PSE has responded to these claims by citing several independent studies that power demand will surpass the capacity of the existing lines. They argue that while battery technology is improving, it is not sufficient to address the Eastside's power needs. PSE also claims that the power lines and pipeline can coexist safely.

There is also concern about building higher-voltage lines atop the Olympic Pipeline, especially after the Olympic Pipeline explosion in 1999. CENSE and Citizens for Sane Eastside Energy (CSEE) have opposed this construction. As part of the permitting process, PSE is required to create a specific safety plan with Olympic.

==Route==
The corridor begins in Renton at the Talbot Hill Substation.

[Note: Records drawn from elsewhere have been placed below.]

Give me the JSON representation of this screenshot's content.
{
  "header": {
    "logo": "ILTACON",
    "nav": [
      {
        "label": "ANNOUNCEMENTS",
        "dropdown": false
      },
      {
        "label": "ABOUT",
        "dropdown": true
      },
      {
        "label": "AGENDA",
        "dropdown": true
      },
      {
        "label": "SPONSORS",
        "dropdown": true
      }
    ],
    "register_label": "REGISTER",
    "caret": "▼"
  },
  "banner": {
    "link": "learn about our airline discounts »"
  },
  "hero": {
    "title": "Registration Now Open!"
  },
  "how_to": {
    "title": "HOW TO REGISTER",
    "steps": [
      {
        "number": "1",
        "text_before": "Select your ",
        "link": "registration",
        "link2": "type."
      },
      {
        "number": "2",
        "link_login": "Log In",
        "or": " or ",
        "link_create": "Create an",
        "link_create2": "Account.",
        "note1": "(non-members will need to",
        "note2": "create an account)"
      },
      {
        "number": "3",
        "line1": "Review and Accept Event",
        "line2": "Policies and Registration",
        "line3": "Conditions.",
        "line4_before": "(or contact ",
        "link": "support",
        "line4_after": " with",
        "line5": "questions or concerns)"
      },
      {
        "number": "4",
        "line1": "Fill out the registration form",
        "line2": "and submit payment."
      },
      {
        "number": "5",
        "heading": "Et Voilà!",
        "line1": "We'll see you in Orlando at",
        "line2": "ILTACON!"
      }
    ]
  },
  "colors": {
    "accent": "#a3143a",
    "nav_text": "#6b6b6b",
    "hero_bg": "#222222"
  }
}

It proceeds north across the Cedar River, and through the city of Renton. It passes directly over Renton Technical College. It then passes through the city of Newcastle, to the west of Lake Boren . It then passes into Bellevue, where it passes over Coal Creek and through the Eastgate neighborhood and crosses Interstate 90. It then reaches the new substation. After the substation, the line continues north through Bellevue, east of downtown through the Crossroads neighborhood. After passing over State Route 520 it enters the Bridle Trails neighborhood. It then enters the city of Redmond, passing over Rose Hill Middle school before ending at the Sammamish substation.